Counterfeit supplements taken by almost 40% of Hungary's 18-22 group

By Will Chu

- Last updated on GMT

©iStock
©iStock

Related tags: Hungary, Sibutramine, Counterfeit

Nearly 40% of young people have already encountered a counterfeit dietary supplement, according to Hungary’s National Anti-Counterfeiting Board (HENT).

The Board’s latest survey reveals a growing demand for food supplements amongst the 18 - 22 age group in which 46.7% admit to taking such preparations in 2019 compared to 31% in 2018.  

Further findings from last year point to 67% of young adults, who consider the Internet to be the most popular channel for distributing counterfeit products.

“Certain weight loss products, combined with proper diet and exercise, can indeed be a solution for those struggling with weight problems, but we must confront suspicious an online ads offering consumers an unknown ‘miracle pill,’ ​says Gyula Pomázi, president of the National Office of Intellectual Property and deputy president of HENT.

“The legal requirements are clear: the use of claims which refer to the rate or extent of weight loss is prohibited.”

According to HENT, the results suggest more counterfeiters are taking advantage of the growing demand for various slimming drugs in late spring, early summer, promising products to consumers that can help quickly achieve the perfect body shape.

Indeed, further findings from the survey reveals over three-quarters (76.5%) of respondents in 2019 are aware that dietary supplements enhance traditional diets - an increase of nearly ten percentage points from the 2018 result.

Sibutramine still an issue

HENT says that diet pills from counterfeit or uncontrolled sources can be particularly dangerous to health, as reliable information on their actual composition cannot obtained without proper quality control.

An illegal product may contain active ingredients that are not listed on its label and may even lead to side effects that pose a serious health risk.

The organisation added that ingredients not listed, can cause severe allergic reactions in sensitive individuals that could lead to a fatal outcome.

“Active ingredients such as sibutramine have been withdrawn from the market due to serious, evenly fatal side effects,”​ says István Bérci, president of the Hungarian Association of Food Supplement Manufacturers and Distributors (MÉKISZ).

“However, the ingredient can still be found in products illegally distributed online, which poses a serious threat to the health and lives of those who want to lose weight.”

Current legislation governing supplement quality and safety in Hungary does not fall under the same regulation as Over the Counter (OTC) products or prescription medicines,

Manufacturers or distributors of dietary supplements need only participate in a notification process, which is the submission of the product label and data sheet to Hungary’s National Institute of Pharmacy and Nutrition (OGYÉI) on the day the product is placed on the market at the latest.
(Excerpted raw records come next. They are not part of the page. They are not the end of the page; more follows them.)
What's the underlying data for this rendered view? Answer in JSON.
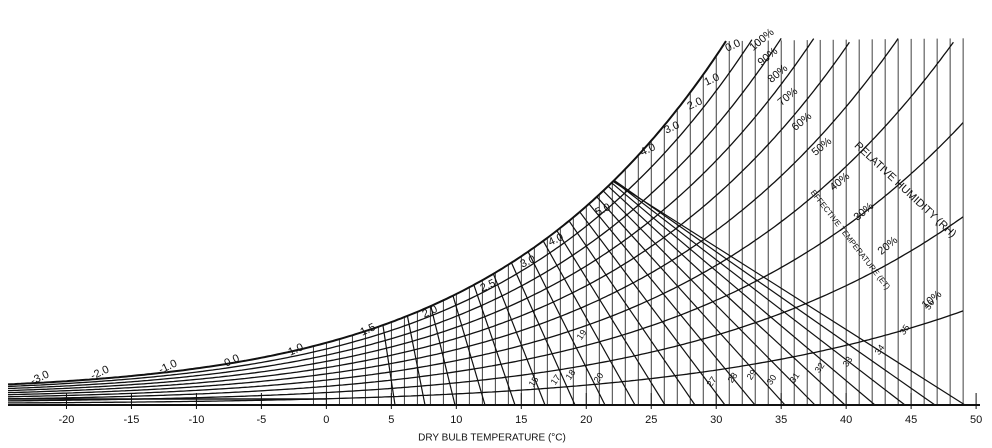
{
  "chart_data": {
    "type": "psychrometric",
    "xlabel": "DRY BULB TEMPERATURE (°C)",
    "xlim": [
      -24.5,
      50.3
    ],
    "xticks": [
      -20,
      -15,
      -10,
      -5,
      0,
      5,
      10,
      15,
      20,
      25,
      30,
      35,
      40,
      45,
      50
    ],
    "rh_title": "RELATIVE HUMIDITY (RH)",
    "et_title": "EFFECTIVE TEMPERATURE (ET)",
    "rh_curves": [
      {
        "value": 100,
        "label": "100%"
      },
      {
        "value": 90,
        "label": "90%"
      },
      {
        "value": 80,
        "label": "80%"
      },
      {
        "value": 70,
        "label": "70%"
      },
      {
        "value": 60,
        "label": "60%"
      },
      {
        "value": 50,
        "label": "50%"
      },
      {
        "value": 40,
        "label": "40%"
      },
      {
        "value": 30,
        "label": "30%"
      },
      {
        "value": 20,
        "label": "20%"
      },
      {
        "value": 10,
        "label": "10%"
      }
    ],
    "curve_labels": [
      "-3.0",
      "-2.0",
      "-1.0",
      "0.0",
      "1.0",
      "1.5",
      "2.0",
      "2.5",
      "3.0",
      "4.0",
      "5.0",
      "4.0",
      "3.0",
      "2.0",
      "1.0",
      "0.0"
    ],
    "et_labels": [
      "15",
      "17",
      "18",
      "19",
      "20",
      "27",
      "28",
      "29",
      "30",
      "31",
      "32",
      "33",
      "34",
      "35",
      "36"
    ]
  }
}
The list of announced products is published on the OGYÉI website​, along with other documents that list withdrawn products that are no longer distributed. 

In speaking about the country’s approach to supplement regulation, Pomázi adds the distinction between reliable diet products is made more difficult as most of these products currently on the market are considered food supplements.
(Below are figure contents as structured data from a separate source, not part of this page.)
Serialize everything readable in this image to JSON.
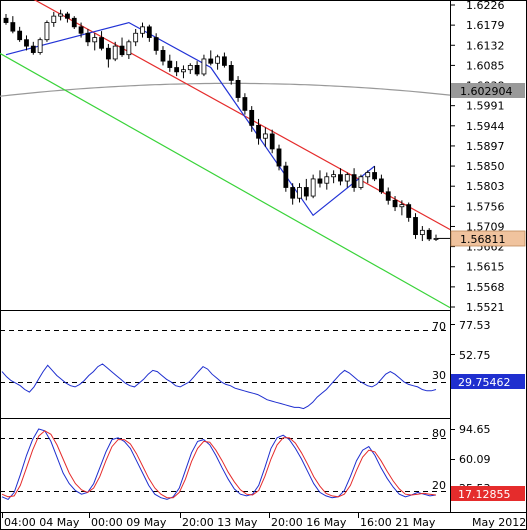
{
  "chart_data": [
    {
      "type": "candlestick",
      "instrument_panel": "price",
      "ylim": [
        1.5521,
        1.6226
      ],
      "y_ticks": [
        "1.6226",
        "1.6179",
        "1.6132",
        "1.6085",
        "1.6038",
        "1.5991",
        "1.5944",
        "1.5897",
        "1.5850",
        "1.5803",
        "1.5756",
        "1.5709",
        "1.5662",
        "1.5615",
        "1.5568",
        "1.5521"
      ],
      "current_price_label": "1.56811",
      "current_price_value": 1.56811,
      "moving_average_label": "1.602904",
      "moving_average_value": 1.602904,
      "candles": [
        [
          1.6195,
          1.6205,
          1.618,
          1.6185
        ],
        [
          1.6185,
          1.62,
          1.616,
          1.6165
        ],
        [
          1.6165,
          1.6175,
          1.614,
          1.6145
        ],
        [
          1.6145,
          1.6155,
          1.612,
          1.613
        ],
        [
          1.613,
          1.614,
          1.611,
          1.6115
        ],
        [
          1.6115,
          1.615,
          1.611,
          1.6145
        ],
        [
          1.6145,
          1.619,
          1.614,
          1.6185
        ],
        [
          1.6185,
          1.621,
          1.6175,
          1.62
        ],
        [
          1.62,
          1.6215,
          1.619,
          1.6205
        ],
        [
          1.6205,
          1.621,
          1.6185,
          1.6195
        ],
        [
          1.6195,
          1.62,
          1.617,
          1.6175
        ],
        [
          1.6175,
          1.6185,
          1.615,
          1.616
        ],
        [
          1.616,
          1.617,
          1.613,
          1.614
        ],
        [
          1.614,
          1.616,
          1.612,
          1.615
        ],
        [
          1.615,
          1.6165,
          1.612,
          1.6125
        ],
        [
          1.6125,
          1.6135,
          1.608,
          1.61
        ],
        [
          1.61,
          1.614,
          1.6095,
          1.613
        ],
        [
          1.613,
          1.615,
          1.6105,
          1.611
        ],
        [
          1.611,
          1.6145,
          1.61,
          1.614
        ],
        [
          1.614,
          1.617,
          1.613,
          1.616
        ],
        [
          1.616,
          1.6185,
          1.615,
          1.6175
        ],
        [
          1.6175,
          1.618,
          1.614,
          1.615
        ],
        [
          1.615,
          1.616,
          1.611,
          1.612
        ],
        [
          1.612,
          1.613,
          1.6085,
          1.6095
        ],
        [
          1.6095,
          1.611,
          1.607,
          1.608
        ],
        [
          1.608,
          1.6095,
          1.606,
          1.607
        ],
        [
          1.607,
          1.6085,
          1.6055,
          1.6075
        ],
        [
          1.6075,
          1.609,
          1.6065,
          1.6085
        ],
        [
          1.6085,
          1.6095,
          1.606,
          1.6065
        ],
        [
          1.6065,
          1.611,
          1.606,
          1.61
        ],
        [
          1.61,
          1.612,
          1.6085,
          1.609
        ],
        [
          1.609,
          1.611,
          1.6075,
          1.6105
        ],
        [
          1.6105,
          1.6115,
          1.608,
          1.6085
        ],
        [
          1.6085,
          1.6095,
          1.604,
          1.605
        ],
        [
          1.605,
          1.606,
          1.6,
          1.601
        ],
        [
          1.601,
          1.602,
          1.597,
          1.598
        ],
        [
          1.598,
          1.599,
          1.593,
          1.5945
        ],
        [
          1.5945,
          1.596,
          1.59,
          1.5915
        ],
        [
          1.5915,
          1.594,
          1.5895,
          1.5925
        ],
        [
          1.5925,
          1.5935,
          1.588,
          1.589
        ],
        [
          1.589,
          1.59,
          1.584,
          1.585
        ],
        [
          1.585,
          1.586,
          1.579,
          1.58
        ],
        [
          1.58,
          1.581,
          1.576,
          1.5775
        ],
        [
          1.5775,
          1.581,
          1.5765,
          1.58
        ],
        [
          1.58,
          1.582,
          1.577,
          1.578
        ],
        [
          1.578,
          1.583,
          1.5775,
          1.582
        ],
        [
          1.582,
          1.584,
          1.58,
          1.581
        ],
        [
          1.581,
          1.5835,
          1.5795,
          1.5825
        ],
        [
          1.5825,
          1.584,
          1.581,
          1.583
        ],
        [
          1.583,
          1.5845,
          1.5805,
          1.5815
        ],
        [
          1.5815,
          1.5835,
          1.58,
          1.583
        ],
        [
          1.583,
          1.5845,
          1.579,
          1.58
        ],
        [
          1.58,
          1.583,
          1.5795,
          1.5825
        ],
        [
          1.5825,
          1.584,
          1.581,
          1.5835
        ],
        [
          1.5835,
          1.585,
          1.5815,
          1.582
        ],
        [
          1.582,
          1.583,
          1.5785,
          1.579
        ],
        [
          1.579,
          1.58,
          1.576,
          1.577
        ],
        [
          1.577,
          1.578,
          1.5745,
          1.5755
        ],
        [
          1.5755,
          1.577,
          1.5735,
          1.576
        ],
        [
          1.576,
          1.5765,
          1.572,
          1.573
        ],
        [
          1.573,
          1.574,
          1.568,
          1.569
        ],
        [
          1.569,
          1.571,
          1.5675,
          1.57
        ],
        [
          1.57,
          1.5705,
          1.5675,
          1.568
        ],
        [
          1.568,
          1.569,
          1.5675,
          1.5681
        ]
      ],
      "trend_lines": [
        {
          "name": "upper channel",
          "color": "#e52c2c",
          "points": [
            [
              0,
              1.6275
            ],
            [
              63,
              1.572
            ]
          ]
        },
        {
          "name": "lower channel",
          "color": "#39d339",
          "points": [
            [
              0,
              1.6105
            ],
            [
              63,
              1.5538
            ]
          ]
        },
        {
          "name": "zigzag",
          "color": "#2233d6",
          "points": [
            [
              0,
              1.611
            ],
            [
              18,
              1.6185
            ],
            [
              30,
              1.608
            ],
            [
              45,
              1.5735
            ],
            [
              54,
              1.585
            ]
          ]
        }
      ]
    },
    {
      "type": "line",
      "instrument_panel": "oscillator",
      "ylim": [
        10,
        90
      ],
      "y_ticks": [
        "77.53",
        "52.75",
        "30.65"
      ],
      "levels": [
        {
          "label": "70",
          "value": 70
        },
        {
          "label": "30",
          "value": 30
        }
      ],
      "current_value_label": "29.75462",
      "series": [
        {
          "color": "#1f2fcf",
          "values": [
            44,
            40,
            37,
            35,
            33,
            30,
            28,
            32,
            38,
            44,
            49,
            45,
            41,
            38,
            35,
            33,
            32,
            34,
            37,
            41,
            44,
            48,
            50,
            47,
            44,
            41,
            38,
            35,
            33,
            32,
            35,
            38,
            42,
            45,
            44,
            41,
            38,
            36,
            33,
            32,
            34,
            36,
            40,
            44,
            48,
            46,
            42,
            39,
            36,
            34,
            33,
            31,
            30,
            29,
            28,
            27,
            26,
            24,
            22,
            21,
            20,
            19,
            18,
            17,
            16,
            16,
            15,
            17,
            20,
            24,
            27,
            30,
            34,
            38,
            42,
            45,
            43,
            40,
            37,
            35,
            33,
            32,
            34,
            38,
            42,
            44,
            42,
            39,
            36,
            34,
            33,
            32,
            30,
            29,
            29,
            30
          ]
        }
      ]
    },
    {
      "type": "line",
      "instrument_panel": "stochastic",
      "ylim": [
        0,
        100
      ],
      "y_ticks": [
        "94.65",
        "60.09",
        "25.53"
      ],
      "levels": [
        {
          "label": "80",
          "value": 80
        },
        {
          "label": "20",
          "value": 20
        }
      ],
      "current_value_label": "17.12855",
      "series": [
        {
          "color": "#1f2fcf",
          "values": [
            15,
            12,
            20,
            40,
            62,
            80,
            92,
            90,
            78,
            60,
            42,
            30,
            22,
            18,
            20,
            30,
            48,
            66,
            80,
            82,
            78,
            70,
            56,
            42,
            28,
            18,
            14,
            12,
            15,
            25,
            45,
            65,
            78,
            80,
            74,
            62,
            48,
            35,
            24,
            18,
            16,
            18,
            28,
            48,
            70,
            82,
            85,
            80,
            70,
            58,
            44,
            30,
            20,
            16,
            14,
            15,
            22,
            38,
            56,
            68,
            72,
            62,
            48,
            36,
            26,
            18,
            15,
            17,
            20,
            18,
            16,
            17
          ]
        },
        {
          "color": "#e52c2c",
          "values": [
            18,
            15,
            16,
            28,
            48,
            68,
            84,
            90,
            86,
            74,
            58,
            42,
            30,
            23,
            20,
            25,
            38,
            56,
            72,
            80,
            80,
            75,
            64,
            50,
            36,
            25,
            18,
            14,
            14,
            20,
            35,
            55,
            70,
            78,
            77,
            68,
            56,
            43,
            32,
            23,
            18,
            17,
            22,
            38,
            58,
            74,
            82,
            82,
            76,
            65,
            52,
            38,
            27,
            19,
            16,
            15,
            18,
            28,
            45,
            60,
            68,
            66,
            56,
            44,
            33,
            24,
            18,
            17,
            18,
            19,
            18,
            17
          ]
        }
      ]
    }
  ],
  "x_labels": [
    "04:00 04 May",
    "00:00 09 May",
    "20:00 13 May",
    "20:00 16 May",
    "16:00 21 May",
    "May 2012"
  ]
}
In accordance with current EU practice, he points out that food supplements do not go through a pre-market testing process.

Safe Dietary Supplement Program

However, one initiative now underway is HENT’s Safe Dietary Supplement Program, an initiative that draws upon the cooperation of 1,600 of the country’s pharmacies to ensure only controlled and high-quality products reach consumers.
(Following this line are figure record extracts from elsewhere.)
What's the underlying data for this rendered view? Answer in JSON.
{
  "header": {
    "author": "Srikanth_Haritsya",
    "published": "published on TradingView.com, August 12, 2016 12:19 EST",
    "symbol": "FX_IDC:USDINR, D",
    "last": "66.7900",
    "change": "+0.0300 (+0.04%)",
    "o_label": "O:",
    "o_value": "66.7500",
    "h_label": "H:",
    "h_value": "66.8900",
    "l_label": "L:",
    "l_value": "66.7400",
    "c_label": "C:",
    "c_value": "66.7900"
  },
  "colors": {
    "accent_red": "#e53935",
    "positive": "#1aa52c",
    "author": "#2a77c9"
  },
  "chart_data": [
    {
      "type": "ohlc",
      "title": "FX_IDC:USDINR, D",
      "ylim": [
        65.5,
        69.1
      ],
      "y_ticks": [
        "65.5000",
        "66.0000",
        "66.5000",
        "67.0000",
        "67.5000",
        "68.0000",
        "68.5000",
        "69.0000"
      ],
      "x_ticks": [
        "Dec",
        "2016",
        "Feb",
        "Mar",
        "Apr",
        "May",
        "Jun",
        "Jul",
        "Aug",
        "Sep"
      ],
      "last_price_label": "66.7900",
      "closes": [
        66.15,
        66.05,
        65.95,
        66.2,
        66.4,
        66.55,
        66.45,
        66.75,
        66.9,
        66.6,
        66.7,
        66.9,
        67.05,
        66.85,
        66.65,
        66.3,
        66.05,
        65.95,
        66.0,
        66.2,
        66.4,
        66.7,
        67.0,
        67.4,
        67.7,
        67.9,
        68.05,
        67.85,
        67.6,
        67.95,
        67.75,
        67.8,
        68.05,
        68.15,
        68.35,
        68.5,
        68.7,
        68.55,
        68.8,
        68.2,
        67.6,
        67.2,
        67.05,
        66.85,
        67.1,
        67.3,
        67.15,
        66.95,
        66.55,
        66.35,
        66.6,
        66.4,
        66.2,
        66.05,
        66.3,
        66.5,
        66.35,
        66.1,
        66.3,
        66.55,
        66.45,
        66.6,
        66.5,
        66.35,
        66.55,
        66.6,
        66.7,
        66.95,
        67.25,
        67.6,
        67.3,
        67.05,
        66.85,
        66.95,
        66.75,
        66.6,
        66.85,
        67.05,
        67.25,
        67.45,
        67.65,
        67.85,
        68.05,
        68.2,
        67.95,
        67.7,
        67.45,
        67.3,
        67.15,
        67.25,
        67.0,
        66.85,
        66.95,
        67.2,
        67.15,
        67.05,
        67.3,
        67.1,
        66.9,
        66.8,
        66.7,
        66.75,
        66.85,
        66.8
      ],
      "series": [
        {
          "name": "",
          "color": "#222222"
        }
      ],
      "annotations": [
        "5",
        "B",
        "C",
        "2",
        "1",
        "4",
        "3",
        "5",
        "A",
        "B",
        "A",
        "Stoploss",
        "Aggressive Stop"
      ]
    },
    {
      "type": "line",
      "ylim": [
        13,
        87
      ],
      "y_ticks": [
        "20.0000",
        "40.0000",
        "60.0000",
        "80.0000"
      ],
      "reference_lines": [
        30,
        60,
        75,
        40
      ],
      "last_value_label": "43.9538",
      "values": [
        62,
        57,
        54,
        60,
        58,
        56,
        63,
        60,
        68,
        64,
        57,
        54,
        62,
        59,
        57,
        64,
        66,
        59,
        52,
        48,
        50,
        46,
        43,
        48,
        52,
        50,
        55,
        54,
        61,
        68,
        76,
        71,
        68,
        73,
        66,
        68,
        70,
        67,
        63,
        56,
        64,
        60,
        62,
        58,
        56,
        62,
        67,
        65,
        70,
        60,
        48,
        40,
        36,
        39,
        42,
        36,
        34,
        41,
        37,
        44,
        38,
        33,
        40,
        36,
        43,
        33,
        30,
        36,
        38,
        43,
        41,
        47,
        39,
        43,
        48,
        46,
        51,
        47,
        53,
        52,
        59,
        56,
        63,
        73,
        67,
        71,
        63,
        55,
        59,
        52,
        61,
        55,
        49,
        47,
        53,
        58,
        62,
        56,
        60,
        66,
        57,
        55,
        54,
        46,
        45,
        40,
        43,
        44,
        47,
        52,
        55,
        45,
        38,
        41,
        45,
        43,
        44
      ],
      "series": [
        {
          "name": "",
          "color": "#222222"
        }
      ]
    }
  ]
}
The initiative draws upon assistance from the Hungarian Chamber of Pharmacists, the National Association of Hungarian Pharmaceutical Manufacturers, the Association of Pharmaceutical Wholesalers and the Hungarian Association of Food Supplement Manufacturers and Distributors.

Other Eastern European countries have adopted a similar scheme. In February, Poland’s Chief Sanitary Inspectorate launched a notification system to ‘improve supervision’ of businesses to meet notification requirements of dietary supplements and infant formulas.

The system looks to aid in fulfilling the obligations of companies that require owners to fill out the necessary notification forms whilst eliminating common mistakes.